Hoping the picture is showing up, but I got two young rat men! This is first round of intros!


----------



## Finnebon (Jul 15, 2013)

How are intros going? Everyone is so handsome! The furry boys have very pretty colors and the hairless boy is such a cutie! (he looks like my hairless girl, all pink!) It was so kind of you to rescue that little pink boy and to try to give him a great new life with some new family members. I hope the intros go really well! If things are a bit rocky now though, I've found that doing intros in the tub with just a little bit of warm water filled enough to get their feet wet works well. It freaks them out enough to not fight, but they still wander around and sniff each other. They also kind of bond in the freaked-out-ness faster and will cuddle or groom. I've heard carrier intros can work out great for most people too as long as there isn't fighting already happening.

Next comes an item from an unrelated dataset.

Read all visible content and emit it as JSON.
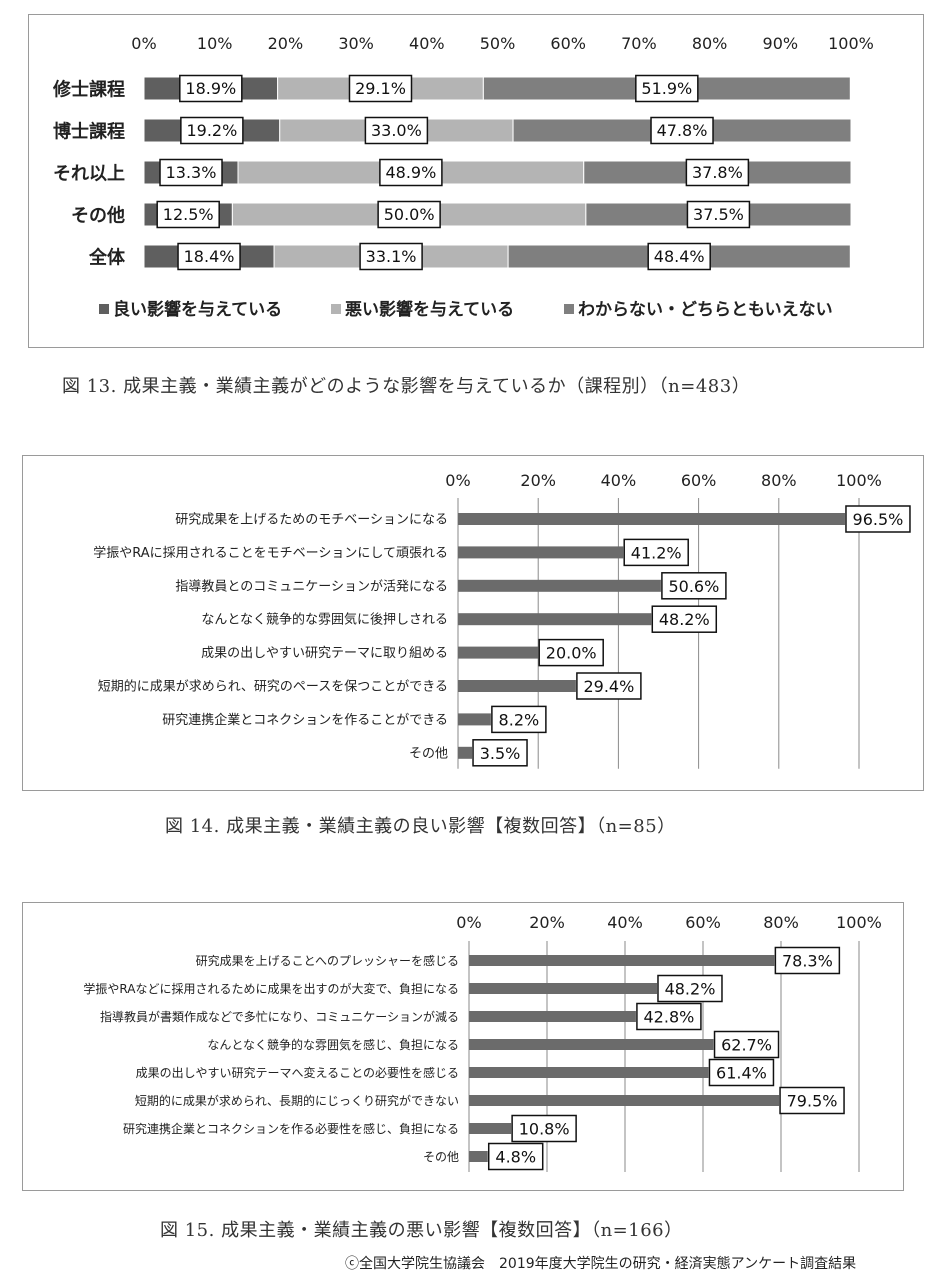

Post lots of pics for us if you can!


----------



## Riana (Apr 22, 2015)

Thanks Finnebon! I've done one round of intros so far.. Kind of really nervous about pushing things. Also, because of the lack of hair on my boy I'm worried he might get scratched if anyone goes after him


----------



## Finnebon (Jul 15, 2013)

He will get scratched, all the time. My hairless girl gets scratches frequently, and sometime shallow bites when there are arguments in the family. It looks way worse than it is usually, and they tend to heal very quickly. Usually its just from the occasional argument, no one ever has real fights or really draws blood. So don't be too freaked out if you notice scratches on you boy later on after they're bonded lol. Its just easier to see on hairless ratties. Good luck with future intro sessions!


----------



## Riana (Apr 22, 2015)

That's good to hear. I totally freaked about it. Lol! I'll be sewing hammocks all day today then spending the evening trying to into them again. Hope all goes well!


----------